I made many of the same transformations as you did: switching the object's data to a structure of arrays, splitting out the computation of the normal from the loop, etc. (even an int hit = -1.) My goal was to coax Intel's compiler into autovectorizing that loop, without directly using vector intrinsics. I succeeded, but the result turned out to be noticeably slower than just compiling kid0man's with -fast. Part of that, I suspect is that it generated suboptimal code for the reduction over the minimum, where a human programmer would have used a movemask as you did.

That said, I'm fairly curious to experiment with seeing how it would perform with the kernel compiled via ispc [1].

Regarding direct use of SIMD intrinsics in inner loops, I have to agree with you that it's still reasonably common for this type of thing. I've certainly done it before in ray tracing contexts [2], and I've seen many others do it as well, e.g. [3] and [4]. Autovectorization and things like Intel's array notation extension [5] seem to be getting better all the time, but I don't think it's generally as performant yet as direct use of intrinsics. In the cases where it is, it usually seems to have taken a fair amount of coaxing and prodding.

[1] http://ispc.github.io/

[2] http://www.cs.utah.edu/~aek/research/triangle.pdf

[3] https://github.com/embree/embree

[4] http://visual-computing.intel-research.net/publications/pape...

[5] http://software.intel.com/en-us/blogs/2010/09/03/simd-parall...

As an intermediate step, before starting with the SSE intrinsics I rewrote the code in a form that should have been reasonably suitable for an autovectorizer (an inner loop over a fixed number of elements - I imagine it probably looked fairly similar to your code), but my gcc with -ftree-vectorize didn't do much with it. I didn't really explore that path further though.

I actually did a version which did the reduction over minimum purely using SIMD and then a post step which reduced the SIMD minimums to a single scalar. It was somewhat tricky to get the index right, and in the end it turned out to not be faster (at least not for the little example of 32 objects, I imagine you would gain something on a more complex scene)

Anyway, it was a fun little exercise and it has sparked some interesting discussion. Thanks for posting the original.

But I wouldn't say writing media and signal processing inner loops using SIMD intrinsics is uncommon.

But at that point this has nothing to do with Go or C++, and I find this whole discussion rather disingenuous (at first I thought you were detailing the maturity of C(++) compilers and their superior support of auto-vectorization, which would be a reasonable angle): You can import the Intel math libraries and call them from Go (I know, as I do it regularly. See my submissions).

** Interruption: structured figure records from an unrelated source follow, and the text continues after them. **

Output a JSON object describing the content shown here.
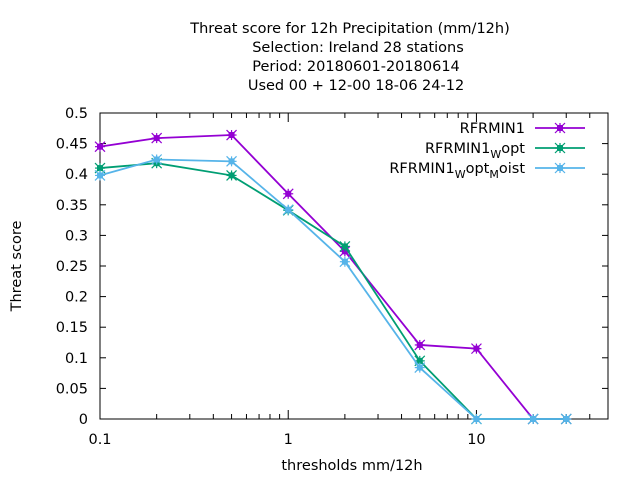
{
  "chart_data": {
    "type": "line",
    "title_lines": [
      "Threat score  for 12h Precipitation (mm/12h)",
      "Selection: Ireland      28 stations",
      "Period: 20180601-20180614",
      "Used  00 + 12-00 18-06 24-12"
    ],
    "xlabel": "thresholds mm/12h",
    "ylabel": "Threat score",
    "x_scale": "log",
    "xlim": [
      0.1,
      50
    ],
    "ylim": [
      0,
      0.5
    ],
    "x_ticks": [
      0.1,
      1,
      10
    ],
    "x_tick_labels": [
      "0.1",
      "1",
      "10"
    ],
    "y_ticks": [
      0,
      0.05,
      0.1,
      0.15,
      0.2,
      0.25,
      0.3,
      0.35,
      0.4,
      0.45,
      0.5
    ],
    "y_tick_labels": [
      "0",
      "0.05",
      "0.1",
      "0.15",
      "0.2",
      "0.25",
      "0.3",
      "0.35",
      "0.4",
      "0.45",
      "0.5"
    ],
    "grid": false,
    "legend_position": "top-right",
    "series": [
      {
        "name": "RFRMIN1",
        "legend_parts": [
          {
            "text": "RFRMIN1",
            "sub": false
          }
        ],
        "color": "#9400d3",
        "x": [
          0.1,
          0.2,
          0.5,
          1,
          2,
          5,
          10,
          20,
          30
        ],
        "y": [
          0.445,
          0.459,
          0.464,
          0.368,
          0.274,
          0.121,
          0.115,
          0.0,
          0.0
        ]
      },
      {
        "name": "RFRMIN1_Wopt",
        "legend_parts": [
          {
            "text": "RFRMIN1",
            "sub": false
          },
          {
            "text": "W",
            "sub": true
          },
          {
            "text": "opt",
            "sub": false
          }
        ],
        "color": "#009e73",
        "x": [
          0.1,
          0.2,
          0.5,
          1,
          2,
          5,
          10,
          20,
          30
        ],
        "y": [
          0.41,
          0.418,
          0.398,
          0.341,
          0.282,
          0.095,
          0.0,
          0.0,
          0.0
        ]
      },
      {
        "name": "RFRMIN1_Wopt_Moist",
        "legend_parts": [
          {
            "text": "RFRMIN1",
            "sub": false
          },
          {
            "text": "W",
            "sub": true
          },
          {
            "text": "opt",
            "sub": false
          },
          {
            "text": "M",
            "sub": true
          },
          {
            "text": "oist",
            "sub": false
          }
        ],
        "color": "#56b4e9",
        "x": [
          0.1,
          0.2,
          0.5,
          1,
          2,
          5,
          10,
          20,
          30
        ],
        "y": [
          0.398,
          0.424,
          0.421,
          0.342,
          0.257,
          0.084,
          0.0,
          0.0,
          0.0
        ]
      }
    ]
  }
}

No, it doesn't. I tried to make that point too, but perhaps it didn't come across very clearly. For these kind of tight inner loops a language only ever gets in the way, the difference is really only how difficult it is to get rid of the conveniences you don't want. (The much vaunted zero-cost of features you don't use in C++ lingo I guess)

I still think that a systems programming language need to offer escape hatches, whilst striving towards ease of use in the common case. C++ has plenty of hatches, at the cost of horrific complexity.

But suppose I'm willing to pay the cost of writing my code in 5 different code paths for different processors for that extra 2-4x of performance. Very few languages offer that possibility, and most of those who do only offer to call a C library. I'm the guy stuck writing the Intel math libraries of the world, and I want something more reasonable to do it in.

The point that corresation is making is that none of the optimizations you did had anything to do with C++. You could have easily done them for the Go version, but you didn't. Then you put up a chart and said "this is why C++ is better." Huh?
Funny, where in the ANSI C++ standard is the entry for AVX/SSE2?